50th Mathematical Olympiad in Ukraine, Fourth Round (March 24, 2010)

It is obvious, that we can not find number with given property and three digits. Suppose, that it has 4 digits: $abcd$, then we can construct 10 different sums of consecutive digits, more precisely: $a$, $b$, $c$, $d$, $a+b$, $b+c$, $c+d$, $a+b+c$, $b+c+d$, $a+b+c+d$. To satisfy the conditions of the problem these 10 sums have to be distinct. Hence, all digits have to be distinct either, and their sum equals 10. We have only one option: 1, 2, 3, 4. But, in order to get 9 as a sum, 1 should be the last or the first digit of our number. In the same way, to represent 8 as a sum of consecutive digits, 2 should be the first or the last digit. Therefore, we have 4 options: 1342, 1432, 2341, 2431. However, for first and fourth numbers we can not get 5 as a sum of consecutive digits, for second and third - 6.

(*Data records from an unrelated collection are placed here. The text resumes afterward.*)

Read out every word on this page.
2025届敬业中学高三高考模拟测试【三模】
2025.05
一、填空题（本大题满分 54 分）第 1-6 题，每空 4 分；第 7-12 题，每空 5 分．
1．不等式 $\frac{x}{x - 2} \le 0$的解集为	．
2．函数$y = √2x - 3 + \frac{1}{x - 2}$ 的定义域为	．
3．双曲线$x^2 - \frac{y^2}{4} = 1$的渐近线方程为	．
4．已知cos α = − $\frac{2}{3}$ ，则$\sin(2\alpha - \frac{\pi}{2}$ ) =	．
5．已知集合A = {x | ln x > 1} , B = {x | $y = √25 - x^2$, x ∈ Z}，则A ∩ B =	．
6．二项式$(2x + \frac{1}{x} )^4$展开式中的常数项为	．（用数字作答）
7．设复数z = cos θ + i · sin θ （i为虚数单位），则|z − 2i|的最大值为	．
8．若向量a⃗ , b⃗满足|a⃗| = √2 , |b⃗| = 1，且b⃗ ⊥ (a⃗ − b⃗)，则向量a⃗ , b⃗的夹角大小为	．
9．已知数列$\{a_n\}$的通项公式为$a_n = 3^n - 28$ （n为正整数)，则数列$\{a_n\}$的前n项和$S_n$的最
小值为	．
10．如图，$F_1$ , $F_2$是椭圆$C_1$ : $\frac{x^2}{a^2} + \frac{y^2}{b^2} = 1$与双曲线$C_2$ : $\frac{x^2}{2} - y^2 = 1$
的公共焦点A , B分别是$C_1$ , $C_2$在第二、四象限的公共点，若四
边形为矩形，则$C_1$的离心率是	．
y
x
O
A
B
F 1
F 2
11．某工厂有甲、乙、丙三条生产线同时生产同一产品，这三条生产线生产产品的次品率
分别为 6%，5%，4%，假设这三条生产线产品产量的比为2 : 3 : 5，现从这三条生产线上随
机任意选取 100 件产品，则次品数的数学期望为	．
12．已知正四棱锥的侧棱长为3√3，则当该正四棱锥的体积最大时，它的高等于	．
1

Hence, the least possible number of digits is at least 5. Our number can not start with 1111, because, in order to get 10 as a sum, we have the following options: 11116, 11117, 11118, 11119, but we can not express 5 then. Following the same lines, if our number starts with 1112, then we have the following options - 11125, 11126, 11127, 11128, 11129. But we can not express 5 (except second number) and 6 for second number. Therefore, our minimal number starts with 1113 at least. Numbers 11131, 11132, 11133 do not give us 10 as a sum, and 11134 meets all the requirements.